In the light of last week’s Boston Marathon bombing, the issue of homeland security laws may seem more relevant than ever.
That is why Thomas M. Cooley Law School has announced it will launch a new Homeland and National Security LL.M. program in September. The new master’s degree program has approval from the Higher Learning Commission after the American Bar Association acquiesced in the program earlier this year.
“It’s going to be extremely current. I think the events of April 15 in Boston suggest we can’t declare victory on terrorism and just assume it’s over and nothing will happen again,” said Brig. Gen. Michael McDaniel, a full-time faculty member at Cooley who has been developing the program. “It’s going to be a continuous threat to the U.S., and we need to have some members of the law enforcement who are prepared for this.”
The 24-credit program will have four required classes totaling 12 credits: Homeland Security Law I and II, and National Security Law I and II. Thirteen elective classes also will be available, including Constitutional Issues in Homeland Security Law Seminar, Cybercrimes, E-Commerce, Externship, HNS Law Review, Intelligence Law and Privacy, Military Operations Law and Physical Security of Critical Infrastructure and Risk Management.
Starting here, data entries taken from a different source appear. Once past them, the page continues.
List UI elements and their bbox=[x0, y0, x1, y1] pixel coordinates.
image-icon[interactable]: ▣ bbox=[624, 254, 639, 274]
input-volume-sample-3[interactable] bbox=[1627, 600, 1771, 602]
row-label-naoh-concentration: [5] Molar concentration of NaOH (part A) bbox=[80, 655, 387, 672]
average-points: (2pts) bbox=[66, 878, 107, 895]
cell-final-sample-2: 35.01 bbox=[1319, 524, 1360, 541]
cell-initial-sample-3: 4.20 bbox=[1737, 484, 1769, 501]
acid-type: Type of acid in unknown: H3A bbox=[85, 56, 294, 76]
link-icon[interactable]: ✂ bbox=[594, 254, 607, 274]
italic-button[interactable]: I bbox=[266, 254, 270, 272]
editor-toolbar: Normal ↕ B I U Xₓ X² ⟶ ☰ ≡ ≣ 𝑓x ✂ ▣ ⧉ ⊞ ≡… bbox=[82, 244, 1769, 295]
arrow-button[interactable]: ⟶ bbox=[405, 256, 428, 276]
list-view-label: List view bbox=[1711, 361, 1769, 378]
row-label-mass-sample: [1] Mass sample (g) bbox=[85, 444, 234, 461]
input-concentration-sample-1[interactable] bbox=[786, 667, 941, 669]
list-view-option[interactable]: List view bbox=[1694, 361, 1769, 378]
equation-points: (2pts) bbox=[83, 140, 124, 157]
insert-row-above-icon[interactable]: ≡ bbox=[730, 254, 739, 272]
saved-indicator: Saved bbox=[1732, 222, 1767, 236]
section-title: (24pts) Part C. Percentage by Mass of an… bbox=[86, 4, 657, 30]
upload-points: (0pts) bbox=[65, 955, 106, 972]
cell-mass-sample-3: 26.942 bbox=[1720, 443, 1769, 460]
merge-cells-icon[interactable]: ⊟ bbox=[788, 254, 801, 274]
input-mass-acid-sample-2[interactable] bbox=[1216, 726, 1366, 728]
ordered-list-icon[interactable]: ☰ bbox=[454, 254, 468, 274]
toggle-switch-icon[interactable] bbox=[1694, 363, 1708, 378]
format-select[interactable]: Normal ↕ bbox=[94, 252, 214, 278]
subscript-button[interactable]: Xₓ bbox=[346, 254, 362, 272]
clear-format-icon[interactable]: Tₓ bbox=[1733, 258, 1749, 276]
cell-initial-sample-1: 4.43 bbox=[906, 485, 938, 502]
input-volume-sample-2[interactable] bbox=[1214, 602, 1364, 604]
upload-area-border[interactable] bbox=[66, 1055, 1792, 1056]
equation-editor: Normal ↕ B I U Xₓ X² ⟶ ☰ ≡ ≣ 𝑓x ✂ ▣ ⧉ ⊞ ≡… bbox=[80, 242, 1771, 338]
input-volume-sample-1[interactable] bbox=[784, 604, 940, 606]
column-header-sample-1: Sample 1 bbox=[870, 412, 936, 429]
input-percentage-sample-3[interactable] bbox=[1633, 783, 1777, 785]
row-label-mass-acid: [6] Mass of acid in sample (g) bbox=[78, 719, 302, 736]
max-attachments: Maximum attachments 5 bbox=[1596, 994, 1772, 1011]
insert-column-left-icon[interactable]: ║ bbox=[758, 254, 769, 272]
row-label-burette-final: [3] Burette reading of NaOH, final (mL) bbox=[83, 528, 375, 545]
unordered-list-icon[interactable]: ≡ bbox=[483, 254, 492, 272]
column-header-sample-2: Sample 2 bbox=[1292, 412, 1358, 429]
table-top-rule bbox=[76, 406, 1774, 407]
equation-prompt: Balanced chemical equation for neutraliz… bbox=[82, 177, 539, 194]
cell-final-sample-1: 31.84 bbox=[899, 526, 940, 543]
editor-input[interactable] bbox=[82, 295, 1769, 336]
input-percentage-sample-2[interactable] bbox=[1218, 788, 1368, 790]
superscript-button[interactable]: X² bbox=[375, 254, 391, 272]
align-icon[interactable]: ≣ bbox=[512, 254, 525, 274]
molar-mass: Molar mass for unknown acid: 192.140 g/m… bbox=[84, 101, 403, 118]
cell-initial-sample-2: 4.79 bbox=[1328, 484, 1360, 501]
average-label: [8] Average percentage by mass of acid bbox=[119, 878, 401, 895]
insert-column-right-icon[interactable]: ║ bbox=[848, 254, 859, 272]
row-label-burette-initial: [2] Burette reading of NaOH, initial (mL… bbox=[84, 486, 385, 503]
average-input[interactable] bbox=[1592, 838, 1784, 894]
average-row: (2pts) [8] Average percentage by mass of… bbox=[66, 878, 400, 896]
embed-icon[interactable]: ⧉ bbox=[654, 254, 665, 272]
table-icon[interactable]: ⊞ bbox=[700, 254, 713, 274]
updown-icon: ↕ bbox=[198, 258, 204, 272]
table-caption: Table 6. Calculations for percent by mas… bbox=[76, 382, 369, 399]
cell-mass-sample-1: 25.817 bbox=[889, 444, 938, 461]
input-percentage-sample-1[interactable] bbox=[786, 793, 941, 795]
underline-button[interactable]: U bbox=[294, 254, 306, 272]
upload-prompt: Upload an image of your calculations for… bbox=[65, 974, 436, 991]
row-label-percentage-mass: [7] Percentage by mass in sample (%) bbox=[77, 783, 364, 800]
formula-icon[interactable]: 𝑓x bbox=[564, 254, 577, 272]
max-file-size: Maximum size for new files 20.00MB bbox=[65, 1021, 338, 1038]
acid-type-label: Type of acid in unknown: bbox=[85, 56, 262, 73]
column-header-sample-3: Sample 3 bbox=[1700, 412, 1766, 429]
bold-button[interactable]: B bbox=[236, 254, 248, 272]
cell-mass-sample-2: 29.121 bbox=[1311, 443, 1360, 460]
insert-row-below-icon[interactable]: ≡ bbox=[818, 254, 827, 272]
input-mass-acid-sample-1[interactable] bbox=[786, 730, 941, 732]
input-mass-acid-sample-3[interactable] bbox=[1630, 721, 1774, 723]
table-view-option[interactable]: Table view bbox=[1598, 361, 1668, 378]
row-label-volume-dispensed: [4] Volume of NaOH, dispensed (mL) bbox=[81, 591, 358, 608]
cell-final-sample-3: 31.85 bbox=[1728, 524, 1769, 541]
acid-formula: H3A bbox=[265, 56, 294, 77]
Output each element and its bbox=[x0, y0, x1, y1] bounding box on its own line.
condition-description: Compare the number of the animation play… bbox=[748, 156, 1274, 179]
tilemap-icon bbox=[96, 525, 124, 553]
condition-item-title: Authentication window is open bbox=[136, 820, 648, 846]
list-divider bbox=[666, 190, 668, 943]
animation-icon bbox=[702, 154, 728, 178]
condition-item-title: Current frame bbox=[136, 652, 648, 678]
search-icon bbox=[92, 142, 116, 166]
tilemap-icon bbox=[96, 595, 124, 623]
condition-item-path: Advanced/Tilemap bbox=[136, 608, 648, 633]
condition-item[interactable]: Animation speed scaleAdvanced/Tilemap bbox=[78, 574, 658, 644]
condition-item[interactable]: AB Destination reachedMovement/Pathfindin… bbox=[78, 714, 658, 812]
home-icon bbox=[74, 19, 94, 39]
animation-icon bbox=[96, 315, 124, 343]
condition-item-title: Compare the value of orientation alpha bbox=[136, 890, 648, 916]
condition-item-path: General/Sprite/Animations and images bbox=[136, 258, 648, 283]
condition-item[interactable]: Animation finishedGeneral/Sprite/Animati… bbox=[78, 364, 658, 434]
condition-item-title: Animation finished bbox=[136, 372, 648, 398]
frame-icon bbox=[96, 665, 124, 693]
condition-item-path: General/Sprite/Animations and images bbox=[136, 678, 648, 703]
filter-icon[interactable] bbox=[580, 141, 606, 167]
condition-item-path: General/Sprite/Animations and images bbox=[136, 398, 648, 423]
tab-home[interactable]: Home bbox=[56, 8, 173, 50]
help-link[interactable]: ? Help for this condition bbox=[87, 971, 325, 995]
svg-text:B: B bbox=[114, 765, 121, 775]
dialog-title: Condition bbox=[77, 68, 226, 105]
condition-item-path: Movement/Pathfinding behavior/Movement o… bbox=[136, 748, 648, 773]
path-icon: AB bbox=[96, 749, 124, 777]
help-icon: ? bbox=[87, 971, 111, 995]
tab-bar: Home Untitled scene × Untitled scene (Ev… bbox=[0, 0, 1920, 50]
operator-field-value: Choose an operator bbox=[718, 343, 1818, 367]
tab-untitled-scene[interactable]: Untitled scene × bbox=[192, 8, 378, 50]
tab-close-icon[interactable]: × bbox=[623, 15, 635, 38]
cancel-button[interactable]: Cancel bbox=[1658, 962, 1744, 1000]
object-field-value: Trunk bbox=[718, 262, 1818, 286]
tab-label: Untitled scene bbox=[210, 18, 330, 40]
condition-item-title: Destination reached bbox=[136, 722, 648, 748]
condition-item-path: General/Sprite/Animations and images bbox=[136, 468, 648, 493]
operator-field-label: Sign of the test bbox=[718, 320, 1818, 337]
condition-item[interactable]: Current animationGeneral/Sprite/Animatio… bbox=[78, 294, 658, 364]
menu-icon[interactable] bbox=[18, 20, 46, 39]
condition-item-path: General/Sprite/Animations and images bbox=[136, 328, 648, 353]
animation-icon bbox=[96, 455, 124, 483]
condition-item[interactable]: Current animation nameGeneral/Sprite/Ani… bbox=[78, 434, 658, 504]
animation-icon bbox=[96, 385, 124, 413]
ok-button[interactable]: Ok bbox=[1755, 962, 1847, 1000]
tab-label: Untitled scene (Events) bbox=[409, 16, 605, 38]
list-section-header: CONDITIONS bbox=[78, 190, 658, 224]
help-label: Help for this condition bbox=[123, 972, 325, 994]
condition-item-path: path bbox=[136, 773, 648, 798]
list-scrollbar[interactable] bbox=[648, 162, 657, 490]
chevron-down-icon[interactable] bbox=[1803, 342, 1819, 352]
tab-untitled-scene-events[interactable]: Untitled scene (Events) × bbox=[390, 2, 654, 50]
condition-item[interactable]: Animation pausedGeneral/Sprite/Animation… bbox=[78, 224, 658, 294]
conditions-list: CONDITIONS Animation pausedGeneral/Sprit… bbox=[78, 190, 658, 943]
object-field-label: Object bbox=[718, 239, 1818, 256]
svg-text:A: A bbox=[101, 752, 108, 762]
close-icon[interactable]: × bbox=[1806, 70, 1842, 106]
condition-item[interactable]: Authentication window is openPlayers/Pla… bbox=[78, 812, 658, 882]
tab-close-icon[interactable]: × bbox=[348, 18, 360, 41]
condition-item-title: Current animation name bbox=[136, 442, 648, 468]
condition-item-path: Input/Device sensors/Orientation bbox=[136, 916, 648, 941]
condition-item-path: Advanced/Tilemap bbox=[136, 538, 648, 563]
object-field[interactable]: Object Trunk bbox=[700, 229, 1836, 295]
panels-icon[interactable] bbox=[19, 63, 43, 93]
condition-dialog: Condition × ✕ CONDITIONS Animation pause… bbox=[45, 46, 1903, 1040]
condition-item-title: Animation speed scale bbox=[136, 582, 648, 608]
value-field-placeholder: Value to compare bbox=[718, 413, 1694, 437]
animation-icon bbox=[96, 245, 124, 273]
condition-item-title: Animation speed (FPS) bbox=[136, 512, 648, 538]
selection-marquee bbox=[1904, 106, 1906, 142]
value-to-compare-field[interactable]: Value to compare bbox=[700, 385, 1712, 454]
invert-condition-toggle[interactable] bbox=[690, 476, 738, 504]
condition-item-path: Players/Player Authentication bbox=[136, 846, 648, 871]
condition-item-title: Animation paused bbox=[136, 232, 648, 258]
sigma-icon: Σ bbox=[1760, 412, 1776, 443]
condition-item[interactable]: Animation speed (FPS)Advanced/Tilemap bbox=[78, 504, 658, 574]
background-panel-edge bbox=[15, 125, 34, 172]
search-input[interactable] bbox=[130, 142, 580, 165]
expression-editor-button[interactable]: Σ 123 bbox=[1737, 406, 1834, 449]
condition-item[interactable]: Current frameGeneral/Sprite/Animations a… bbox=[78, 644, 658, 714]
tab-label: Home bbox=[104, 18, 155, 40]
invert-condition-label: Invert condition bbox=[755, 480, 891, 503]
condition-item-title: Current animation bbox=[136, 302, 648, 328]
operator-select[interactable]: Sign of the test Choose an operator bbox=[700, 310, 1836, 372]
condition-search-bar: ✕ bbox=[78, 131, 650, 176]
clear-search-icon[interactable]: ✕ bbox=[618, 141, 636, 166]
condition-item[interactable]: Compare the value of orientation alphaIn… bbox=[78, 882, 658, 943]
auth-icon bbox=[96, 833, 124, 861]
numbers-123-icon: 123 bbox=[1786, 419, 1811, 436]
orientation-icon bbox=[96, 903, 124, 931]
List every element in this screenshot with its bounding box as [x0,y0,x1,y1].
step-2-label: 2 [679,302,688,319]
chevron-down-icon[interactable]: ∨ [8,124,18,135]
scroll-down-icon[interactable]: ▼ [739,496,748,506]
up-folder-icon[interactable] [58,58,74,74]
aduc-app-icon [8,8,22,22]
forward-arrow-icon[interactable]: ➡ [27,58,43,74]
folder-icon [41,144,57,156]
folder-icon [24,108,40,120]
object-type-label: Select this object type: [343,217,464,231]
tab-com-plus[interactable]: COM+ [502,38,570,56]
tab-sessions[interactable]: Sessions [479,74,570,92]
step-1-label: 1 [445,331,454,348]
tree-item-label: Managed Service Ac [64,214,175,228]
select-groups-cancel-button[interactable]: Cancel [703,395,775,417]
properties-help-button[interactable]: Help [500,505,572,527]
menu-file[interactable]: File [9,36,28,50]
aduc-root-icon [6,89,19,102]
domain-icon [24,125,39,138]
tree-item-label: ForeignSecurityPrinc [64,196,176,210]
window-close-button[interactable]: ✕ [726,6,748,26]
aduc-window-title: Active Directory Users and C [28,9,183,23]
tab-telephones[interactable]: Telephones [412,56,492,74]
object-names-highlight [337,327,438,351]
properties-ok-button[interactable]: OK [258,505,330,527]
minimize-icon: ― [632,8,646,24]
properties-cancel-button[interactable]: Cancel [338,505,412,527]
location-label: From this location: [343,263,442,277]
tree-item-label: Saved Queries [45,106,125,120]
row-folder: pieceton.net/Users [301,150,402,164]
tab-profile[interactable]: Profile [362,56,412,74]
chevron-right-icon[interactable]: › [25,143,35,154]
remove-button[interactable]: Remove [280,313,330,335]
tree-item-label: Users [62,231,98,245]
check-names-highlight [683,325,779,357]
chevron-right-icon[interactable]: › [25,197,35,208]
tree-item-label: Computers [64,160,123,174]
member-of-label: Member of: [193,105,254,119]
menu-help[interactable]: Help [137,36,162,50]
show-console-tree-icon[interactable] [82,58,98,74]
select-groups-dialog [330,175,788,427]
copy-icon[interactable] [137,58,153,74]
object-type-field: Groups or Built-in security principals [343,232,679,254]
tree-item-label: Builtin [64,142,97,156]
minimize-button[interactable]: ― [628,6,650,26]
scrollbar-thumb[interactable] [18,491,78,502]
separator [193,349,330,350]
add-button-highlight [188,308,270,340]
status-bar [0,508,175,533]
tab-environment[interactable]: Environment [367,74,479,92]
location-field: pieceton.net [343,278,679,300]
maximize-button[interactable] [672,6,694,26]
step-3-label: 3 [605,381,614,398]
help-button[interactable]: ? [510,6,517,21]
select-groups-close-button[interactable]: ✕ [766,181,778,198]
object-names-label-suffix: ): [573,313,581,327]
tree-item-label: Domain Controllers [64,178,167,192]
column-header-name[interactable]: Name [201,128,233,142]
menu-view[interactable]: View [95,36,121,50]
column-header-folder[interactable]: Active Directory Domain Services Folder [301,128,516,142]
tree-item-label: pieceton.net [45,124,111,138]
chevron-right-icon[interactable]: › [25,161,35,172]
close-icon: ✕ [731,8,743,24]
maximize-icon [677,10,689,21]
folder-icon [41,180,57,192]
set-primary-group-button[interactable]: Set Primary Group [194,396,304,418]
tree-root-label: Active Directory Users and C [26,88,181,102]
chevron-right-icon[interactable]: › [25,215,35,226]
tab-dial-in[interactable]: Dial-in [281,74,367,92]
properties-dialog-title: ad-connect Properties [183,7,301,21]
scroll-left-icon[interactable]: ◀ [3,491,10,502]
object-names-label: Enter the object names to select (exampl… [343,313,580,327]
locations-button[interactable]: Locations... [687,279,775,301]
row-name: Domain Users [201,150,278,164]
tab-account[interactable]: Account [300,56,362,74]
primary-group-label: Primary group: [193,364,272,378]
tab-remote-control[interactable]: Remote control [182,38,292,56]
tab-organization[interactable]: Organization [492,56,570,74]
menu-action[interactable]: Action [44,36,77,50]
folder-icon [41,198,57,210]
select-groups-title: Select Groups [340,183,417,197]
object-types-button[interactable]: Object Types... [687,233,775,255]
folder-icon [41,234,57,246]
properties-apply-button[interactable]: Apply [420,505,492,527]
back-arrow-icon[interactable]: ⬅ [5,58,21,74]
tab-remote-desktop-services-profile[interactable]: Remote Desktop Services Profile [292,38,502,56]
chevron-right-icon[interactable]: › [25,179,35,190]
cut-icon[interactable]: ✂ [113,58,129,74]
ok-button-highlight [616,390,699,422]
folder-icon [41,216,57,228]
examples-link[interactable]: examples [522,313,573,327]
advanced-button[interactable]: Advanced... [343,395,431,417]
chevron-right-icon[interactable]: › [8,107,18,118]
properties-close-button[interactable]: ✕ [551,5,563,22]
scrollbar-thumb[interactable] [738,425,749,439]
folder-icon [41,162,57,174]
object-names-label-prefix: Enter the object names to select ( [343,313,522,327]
The program, which is looking to hire adjunct professors and one full-time professor, is open to anyone with a law degree, although Cooley students on scholarships will continue receiving that discount if they pursue this master’s program, McDaniel said.
“We’ve made it affordable,” he said. “Our tuition rate is roughly two-thirds of any other school for the LL.M.”
McDaniel has served as the deputy assistant secretary for Homeland Defense Strategy, Prevention and Mission Assurance and as Homeland Security advisor to former Michigan governor Jennifer Granholm. He also served as the assistant adjutant general for Homeland Security for the Michigan National Guard.
Those who take the program will receive practical knowledge, he said, and it will be excellent for enhancing a career in the military or public office.
“We didn’t really think about homeland security until after September 11, 2001, and homeland security laws have risen since,” he said. “It became clear to me that there was a recognition of a separate discipline of homeland security in the law, and therefore, there should be a structure for learning in it the law. That’s what I’ve tried to create.”
In the wake of the Boston bombings, McDaniel has been a media guest expert on the topic of homeland security. The new program, he said, is more relevant than ever, especially for issues like the national debate regarding whether or not bombing suspect Dzhokhar Tsarnaev should have immediately been read his Miranda rights.
It is questions like these that students in the program will be able to find ethical and legal answers to, he said.
“The idea is that if there is an imminent threat to the public safety, you can question someone without having to Mirandize them. This is very rare, but the courts are willing to accept that as long as it is limited in terms of time and geography, that they will (allow) questioning by law enforcement for only the time it takes to check the public safety.”